No reino da hipocrisia. boteco é lugar de perdição, por conter bebida e pessoas que as consomem. Mas, não. Boteco é uma empresa como outra qualquer, recolhedora de impostos, empregadora formal. Quem por ali passa faz parte da engrenagem que movimenta o mundo, ou seja, é parte de um sistema a que denominamos capitalismo. Basta olhar para os arredores e, visualizando de cima, entender que há, na sua cidade, mais botecos do que igrejas, supermercados, escolas e restaurantes de luxo. Com o diferencial de que o público, ali, frequenta escolas, igrejas, supermercados e restaurantes de luxo, sem, contudo, a convenção social de que frequentadores de igrejas, escolas, supermercados e restaurantes de luxo admitirem ou conceberem-se enquanto frequentadores de botecos.

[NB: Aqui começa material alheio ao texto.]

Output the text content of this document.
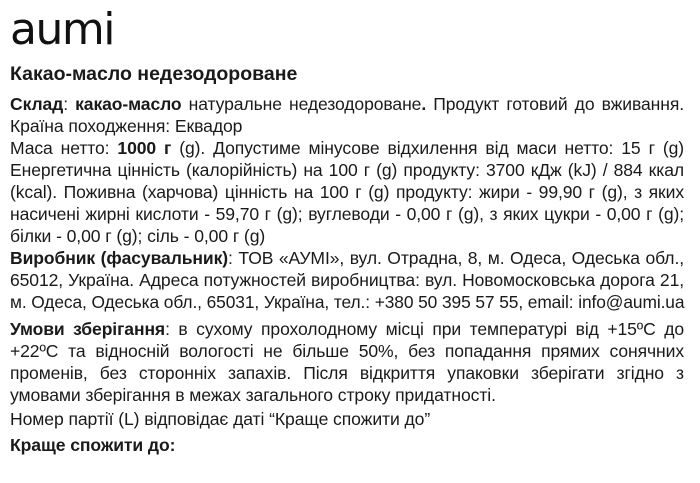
aumi
Какао-масло недезодороване
Склад: какао-масло натуральне недезодороване. Продукт готовий до вживання.
Країна походження: Еквадор
Маса нетто: 1000 г (g). Допустиме мінусове відхилення від маси нетто: 15 г (g)
Енергетична цінність (калорійність) на 100 г (g) продукту: 3700 кДж (kJ) / 884 ккал
(kcal). Поживна (харчова) цінність на 100 г (g) продукту: жири - 99,90 г (g), з яких
насичені жирні кислоти - 59,70 г (g); вуглеводи - 0,00 г (g), з яких цукри - 0,00 г (g);
білки - 0,00 г (g); сіль - 0,00 г (g)
Виробник (фасувальник): ТОВ «АУМІ», вул. Отрадна, 8, м. Одеса, Одеська обл.,
65012, Україна. Адреса потужностей виробництва: вул. Новомосковська дорога 21,
м. Одеса, Одеська обл., 65031, Україна, тел.: +380 50 395 57 55, email: info@aumi.ua
Умови зберігання: в сухому прохолодному місці при температурі від +15ºС до
+22ºС та відносній вологості не більше 50%, без попадання прямих сонячних
променів, без сторонніх запахів. Після відкриття упаковки зберігати згідно з
умовами зберігання в межах загального строку придатності.
Номер партії (L) відповідає даті “Краще спожити до”
Краще спожити до:
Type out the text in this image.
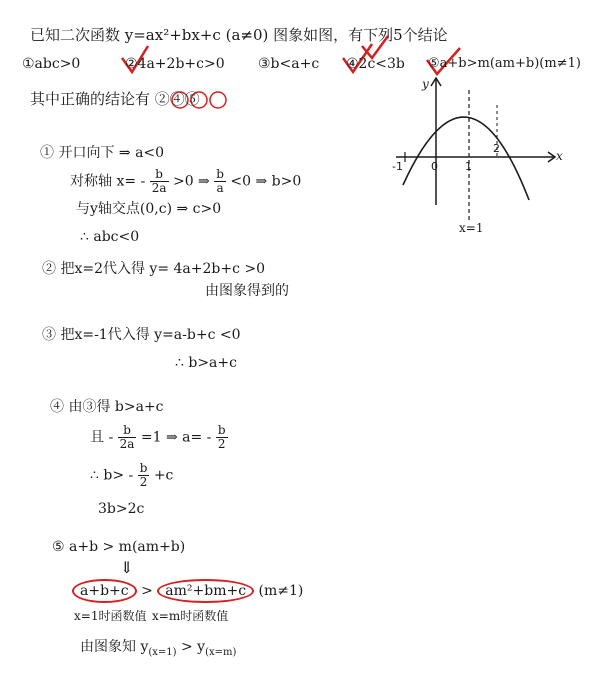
-1	0 1
2
x
y
x=1
已知二次函数 y=ax²+bx+c (a≠0) 图象如图，有下列5个结论
①abc>0	②4a+2b+c>0 ③b<a+c ④2c<3b ⑤a+b>m(am+b)(m≠1)
其中正确的结论有 ②④⑤
① 开口向下 ⇒ a<0
对称轴 $x= - \frac{b}{2a} >0$ ⇒ $\frac{b}{a} <0$ ⇒ b>0
与y轴交点(0,c) ⇒ c>0
∴ abc<0
② 把x=2代入得 y= 4a+2b+c >0
由图象得到的
③ 把x=-1代入得 y=a-b+c <0
∴ b>a+c
④ 由③得 b>a+c
且 - $\frac{b}{2a} =1$ ⇒ $a= - \frac{b}{2}$
∴ $b> - \frac{b}{2} +c$
3b>2c
⑤ a+b > m(am+b)
⇓
a+b+c > am²+bm+c (m≠1)
x=1时函数值 x=m时函数值
由图象知 $y_{(x=1)} > y_{(x=m)}$
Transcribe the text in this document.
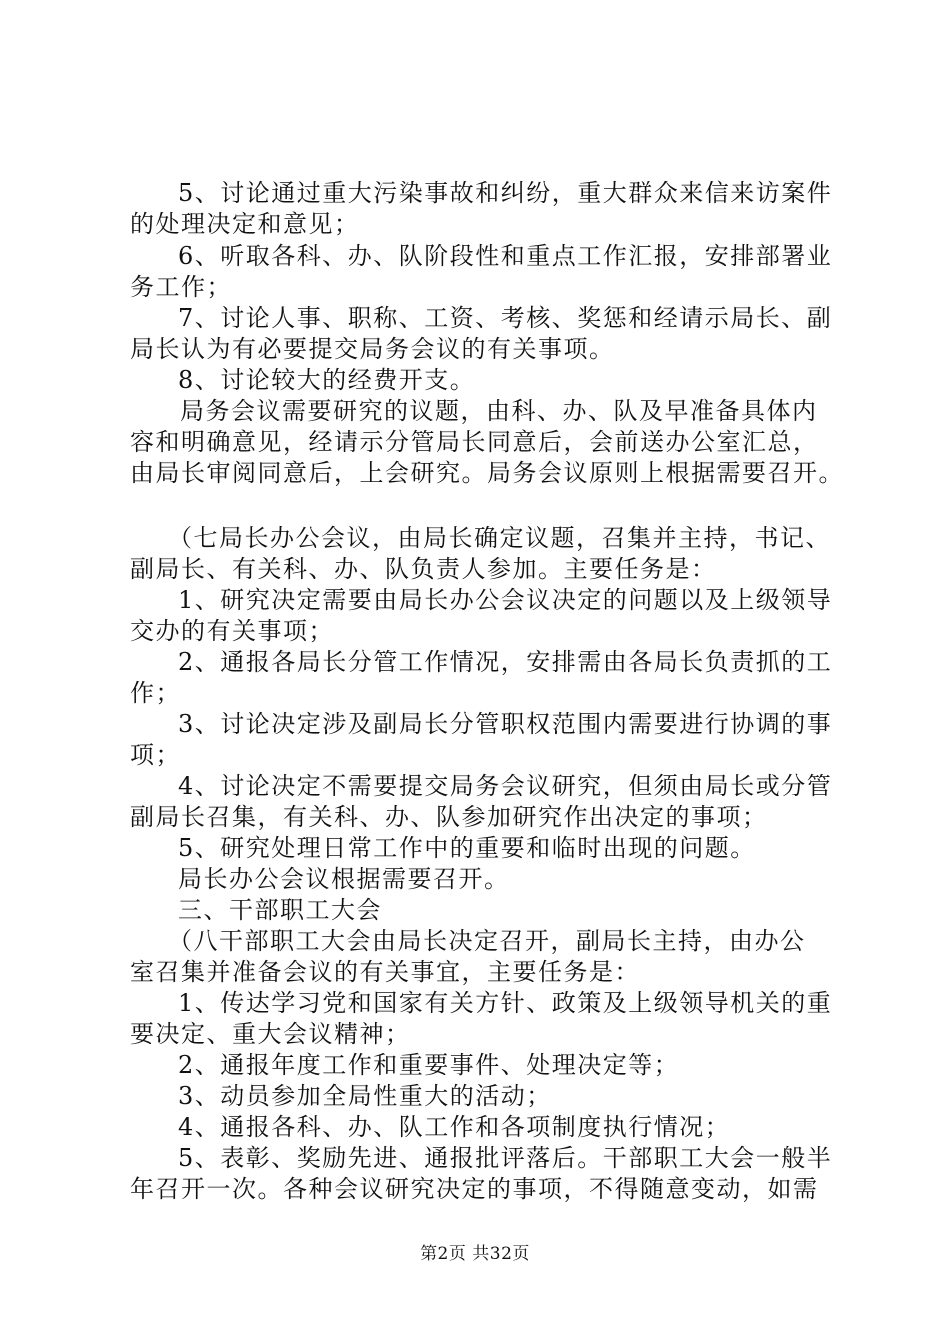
5、讨论通过重大污染事故和纠纷，重大群众来信来访案件
的处理决定和意见；
6、听取各科、办、队阶段性和重点工作汇报，安排部署业
务工作；
7、讨论人事、职称、工资、考核、奖惩和经请示局长、副
局长认为有必要提交局务会议的有关事项。
8、讨论较大的经费开支。
局务会议需要研究的议题，由科、办、队及早准备具体内
容和明确意见，经请示分管局长同意后，会前送办公室汇总，
由局长审阅同意后，上会研究。局务会议原则上根据需要召开。
（七局长办公会议，由局长确定议题，召集并主持，书记、
副局长、有关科、办、队负责人参加。主要任务是：
1、研究决定需要由局长办公会议决定的问题以及上级领导
交办的有关事项；
2、通报各局长分管工作情况，安排需由各局长负责抓的工
作；
3、讨论决定涉及副局长分管职权范围内需要进行协调的事
项；
4、讨论决定不需要提交局务会议研究，但须由局长或分管
副局长召集，有关科、办、队参加研究作出决定的事项；
5、研究处理日常工作中的重要和临时出现的问题。
局长办公会议根据需要召开。
三、干部职工大会
（八干部职工大会由局长决定召开，副局长主持，由办公
室召集并准备会议的有关事宜，主要任务是：
1、传达学习党和国家有关方针、政策及上级领导机关的重
要决定、重大会议精神；
2、通报年度工作和重要事件、处理决定等；
3、动员参加全局性重大的活动；
4、通报各科、办、队工作和各项制度执行情况；
5、表彰、奖励先进、通报批评落后。干部职工大会一般半
年召开一次。各种会议研究决定的事项，不得随意变动，如需
第2页 共32页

E é exatamente isso que faz do boteco um ambiente ímpar. Por mais que você ali adentre e beba um refrigerante, a maior parte da sociedade hipócrita o olhará de esgueio, como se tu fosses um imperfeito. E imperfeitos todos somos, desde que nascemos. O que nos diferencia é que alguns lidam com a imperfeição sob a harmonia da conversa, das relações inter-pessoais, enquanto outros, sob a égide da pseudo busca pela perfeição, isolam-se na amargura que é dialogar com o próprio ego.